La Terrasse

"La culture est une résistance à la distraction" Pasolini

Théâtre - Critique

La Nuit des Taupes

La Nuit des Taupes - Critique sortie Théâtre Nanterre Centre Dramatique National
La Nuit des Taupes, odyssée souterraine imaginée par Philippe Quesne. © Martin Argyroglo

Nanterre-Amandiers / conception, mes et scénographie Philippe Quesne

Publié le 25 octobre 2016 - N° 248

Philippe Quesne invente un monde souterrain peuplé de taupes géantes. Une micro-société fantasmagorique qui interroge ce qui fait notre humanité.

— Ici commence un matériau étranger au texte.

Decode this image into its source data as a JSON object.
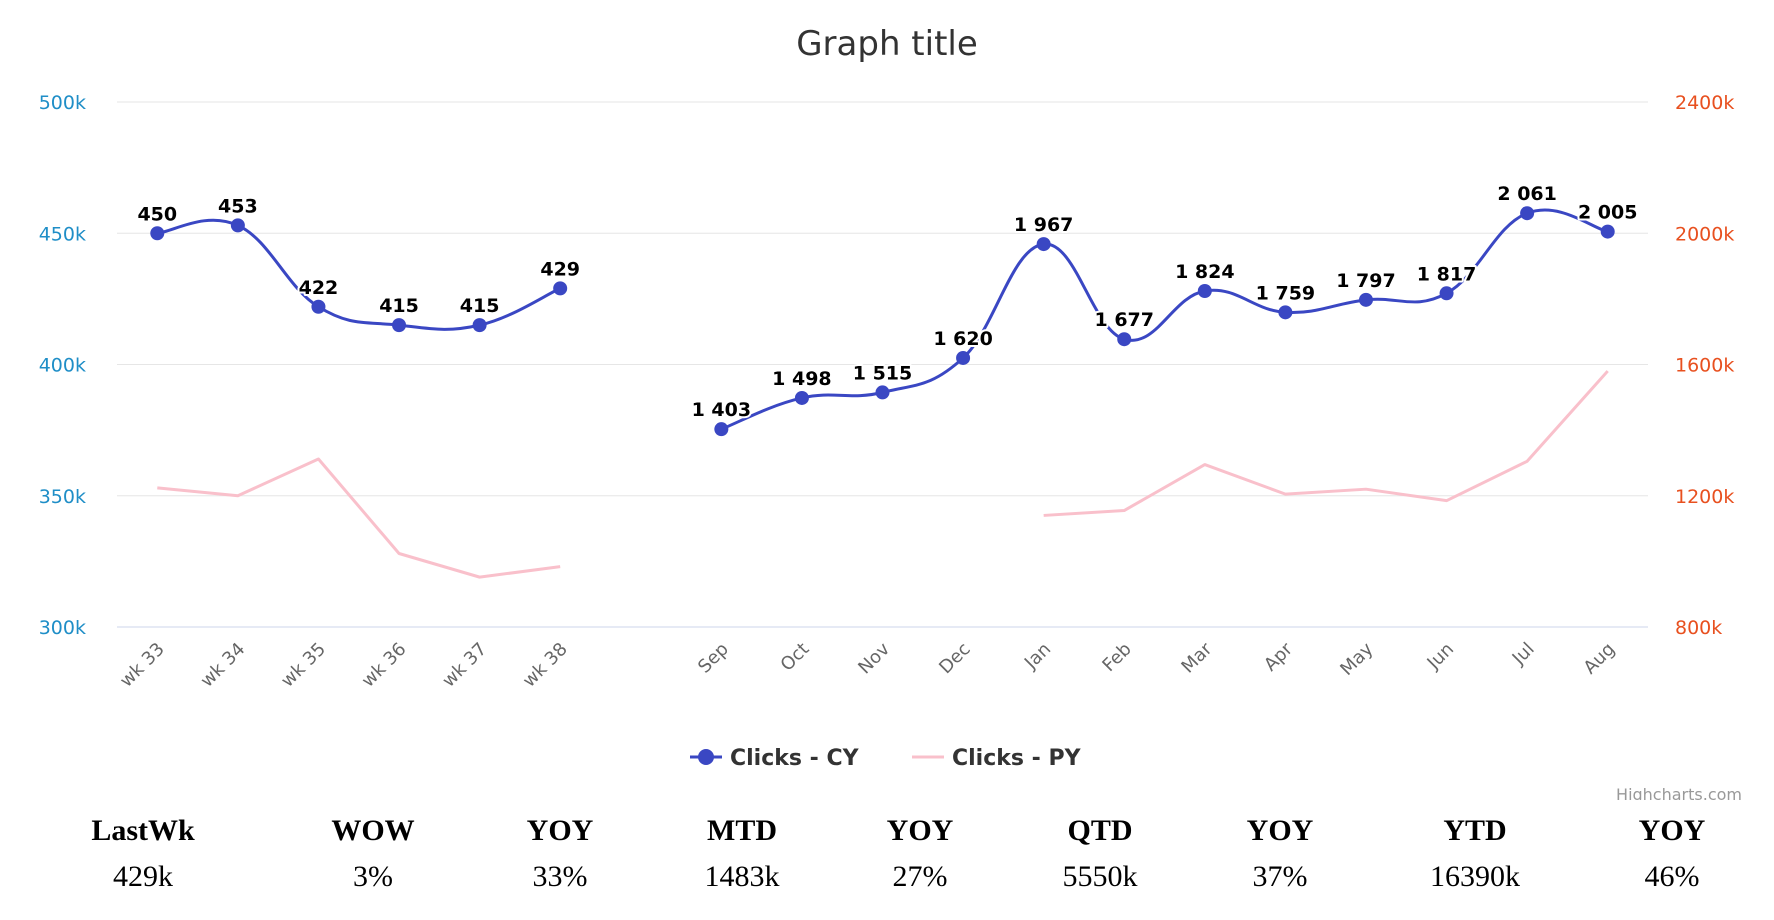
{
  "chart_data": {
    "type": "line",
    "title": "Graph title",
    "categories": [
      "wk 33",
      "wk 34",
      "wk 35",
      "wk 36",
      "wk 37",
      "wk 38",
      "",
      "Sep",
      "Oct",
      "Nov",
      "Dec",
      "Jan",
      "Feb",
      "Mar",
      "Apr",
      "May",
      "Jun",
      "Jul",
      "Aug"
    ],
    "y_left": {
      "ticks": [
        "300k",
        "350k",
        "400k",
        "450k",
        "500k"
      ],
      "range": [
        300,
        500
      ],
      "color": "#1f8ec7"
    },
    "y_right": {
      "ticks": [
        "800k",
        "1200k",
        "1600k",
        "2000k",
        "2400k"
      ],
      "range": [
        800,
        2400
      ],
      "color": "#e8501f"
    },
    "grid": true,
    "legend_position": "bottom-center",
    "series": [
      {
        "name": "Clicks - CY",
        "color": "#3a47c3",
        "marker": true,
        "segments": [
          {
            "axis": "left",
            "start": 0,
            "values": [
              450,
              453,
              422,
              415,
              415,
              429
            ],
            "labels": [
              "450",
              "453",
              "422",
              "415",
              "415",
              "429"
            ]
          },
          {
            "axis": "right",
            "start": 7,
            "values": [
              1403,
              1498,
              1515,
              1620,
              1967,
              1677,
              1824,
              1759,
              1797,
              1817,
              2061,
              2005
            ],
            "labels": [
              "1 403",
              "1 498",
              "1 515",
              "1 620",
              "1 967",
              "1 677",
              "1 824",
              "1 759",
              "1 797",
              "1 817",
              "2 061",
              "2 005"
            ]
          }
        ]
      },
      {
        "name": "Clicks - PY",
        "color": "#f9c0cb",
        "marker": false,
        "segments": [
          {
            "axis": "left",
            "start": 0,
            "values": [
              353,
              350,
              364,
              328,
              319,
              323
            ]
          },
          {
            "axis": "right",
            "start": 11,
            "values": [
              1140,
              1155,
              1295,
              1205,
              1220,
              1185,
              1305,
              1580
            ]
          }
        ]
      }
    ],
    "credits": "Highcharts.com"
  },
  "kpis": [
    {
      "label": "LastWk",
      "value": "429k"
    },
    {
      "label": "WOW",
      "value": "3%"
    },
    {
      "label": "YOY",
      "value": "33%"
    },
    {
      "label": "MTD",
      "value": "1483k"
    },
    {
      "label": "YOY",
      "value": "27%"
    },
    {
      "label": "QTD",
      "value": "5550k"
    },
    {
      "label": "YOY",
      "value": "37%"
    },
    {
      "label": "YTD",
      "value": "16390k"
    },
    {
      "label": "YOY",
      "value": "46%"
    }
  ]
}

Dernier abri d’un monde post-catastrophe… Fable allégorique qui questionne l’humanité lorsque tout a été anéanti, ou presque… Le temps a fait son œuvre et les activités humaines ont laissé leur triste empreinte. Comme un futur assombri qui ressemblerait à une préhistoire enfouie. Ces questions qui traversent La Nuit des Taupes résonnent évidemment à l’heure où la communauté scientifique alerte sur l’avenir de la planète et où les politiques peinent à mettre en œuvre des réponses adaptées. A la fois drolatique et inquiétante, la pièce est une performance qui se fonde sur l’imbrication entre le scénique et le scénographique, sans le secours d’une narration claire ou d’un jeu théâtral incarné. Formé aux arts plastiques, Philippe Quesne fait naître une écriture de plateau hétéroclite et bricolée et bâtit des mondes ou des écosystèmes où habitent des communautés insolites. Dans un espace souterrain, il invente une cohabitation fantasmagorique entre l’humain et l’animal, en… évacuant les humains et en affublant de drôles d’animaux de caractéristiques humaines.

Terrier métaphorique

Sept taupes géantes s’invitent sur scène et rappellent la société des hommes dans leur organisation, société certes gouvernée par des pulsions et instincts primitifs, mais aussi société sophistiquée où les taupes savent jouer de la musique (orchestre côté cour), utiliser des outils, peindre et même tenter un massage cardiaque. Dans Swamp Club (2013) déjà, centre d’art menacé au cœur d’un marécage, une taupe géante intervenait et montrait la voie pour se protéger. Lors de cette fameuse nuit des taupes (The Night of the Mole !), le monde apparaît plus menaçant que jamais, et s’en protéger relève quasi d’une mission impossible. Les costumes des taupes sont saisissants de réalisme, et la dimension ludique qui parfois surgit est contrariée par la permanence du danger, qui souligne davantage l’impossibilité du refuge que sa possibilité ! Cette étrange caverne où vivent les taupes devient aussi platonicienne lors d’une belle scène, invitant à interroger sur le pouvoir des illusions et la quête de savoir. Souligné par des lumières très réussies, le voyage suit son cours à travers diverses saynètes et diverses situations, plus ou moins évocatrices et frappantes. Cette odyssée en sous-sol en forme de tentative artistique s’accompagne de divers prolongements. Le metteur en scène et directeur de Nanterre-Amandiers creuse la thématique avec une version jeune public – L’Après-midi des taupes, les 19 et 26 novembre – et avec le projet Welcome to Caveland !, qui investit tous les espaces du théâtre en invitant des artistes et chercheurs à s’aventurer sous la surface de notre planète. Au programme, des spectacles, films, conférences… Une foule de raisons de se faire mammifère fouisseur du côté de Nanterre !

Agnès Santi

A propos de l'événement

La Nuit des Taupes
du samedi 5 novembre 2016 au samedi 26 novembre 2016
Centre Dramatique National
7 Avenue Pablo Picasso, 92000 Nanterre, France

mercredi et vendredi à 20h30, jeudi et samedi à 19h30 (sauf le 5 à 20h30), dimanche à 15h30, relâche lundi et mardi. Tél : 01 46 14 70 00. Durée : 1h30. Spectacle vu au Kunstenfestivaldesarts à Bruxelles en mai 2016. Du 7 au 10 décembre au Théâtre Vidy-Lausanne. Les 8 et 9 mars à la Filature de Mulhouse.